Roles of particle packing and water coating thickness in carbonation and strength of γ-dicalcium silicate-based low carbon materials

In this work, a low carbon material of γ-dicalcium silicate (γ-C₂S) was examined, with an emphasis on the properties influenced by its particle packing and water coating thickness (WCT). Differences in morphology and reactivity from that of cement particles render γ-C₂S particles have different particle packing behavior and water film surrounding each particle. However, limited research has been conducted on it to deepen the understanding of γ-C₂S-based materials. To fill this gap, the wet packing density of γ-C₂S particles was measured and the WCT was varied at different water to solid ratios. At each WCT, the carbonated γ-C₂S samples were characterized by techniques of X-ray diffraction (XRD), Fourier-transform infrared spectroscopy (FT-IR), thermogravimetric analysis (TGA) and scanning electron microscopy (SEM) consistently. Experimental results revealed little early strength gain when the WCT exceeded a certain value.

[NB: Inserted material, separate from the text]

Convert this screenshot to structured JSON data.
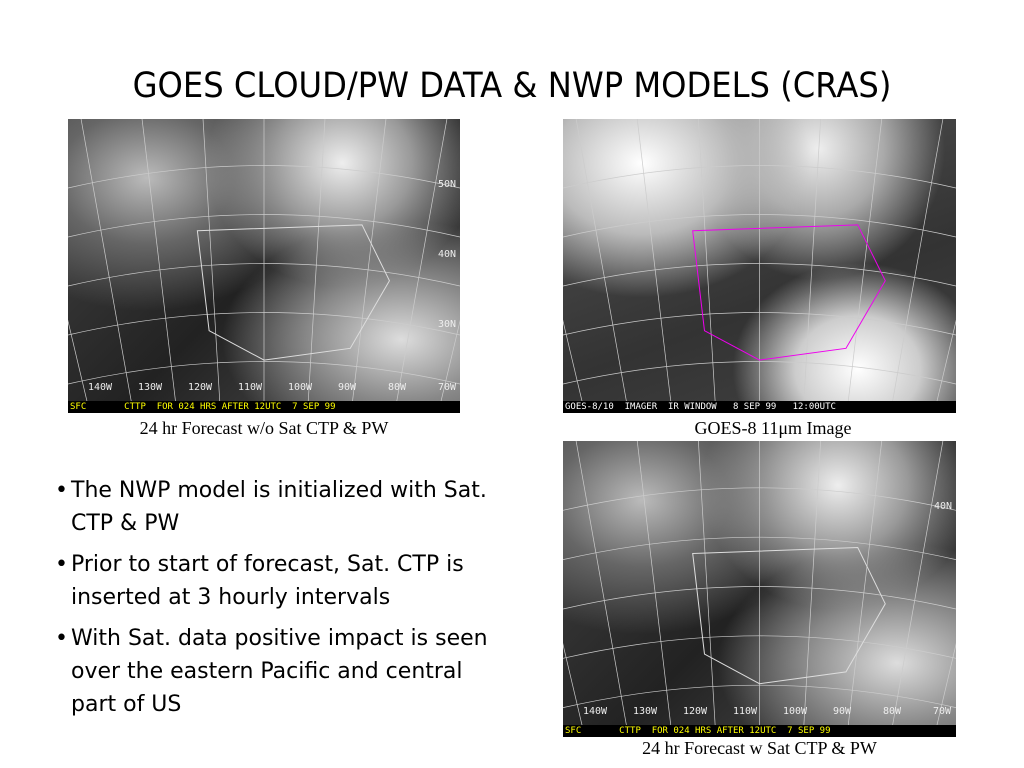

Moreover, a critical carbonation depth was identified. Below the critical depth, the amounts and characteristics of carbonation products dominated, whilst above the critical depth, the strength gain was influenced by CO₂ diffusion rate. An optimal WCT exists for achieving the highest strength and CO₂ uptake. This work shall advance the development of low carbon γ-C₂S-based materials from the perspective of particle packing.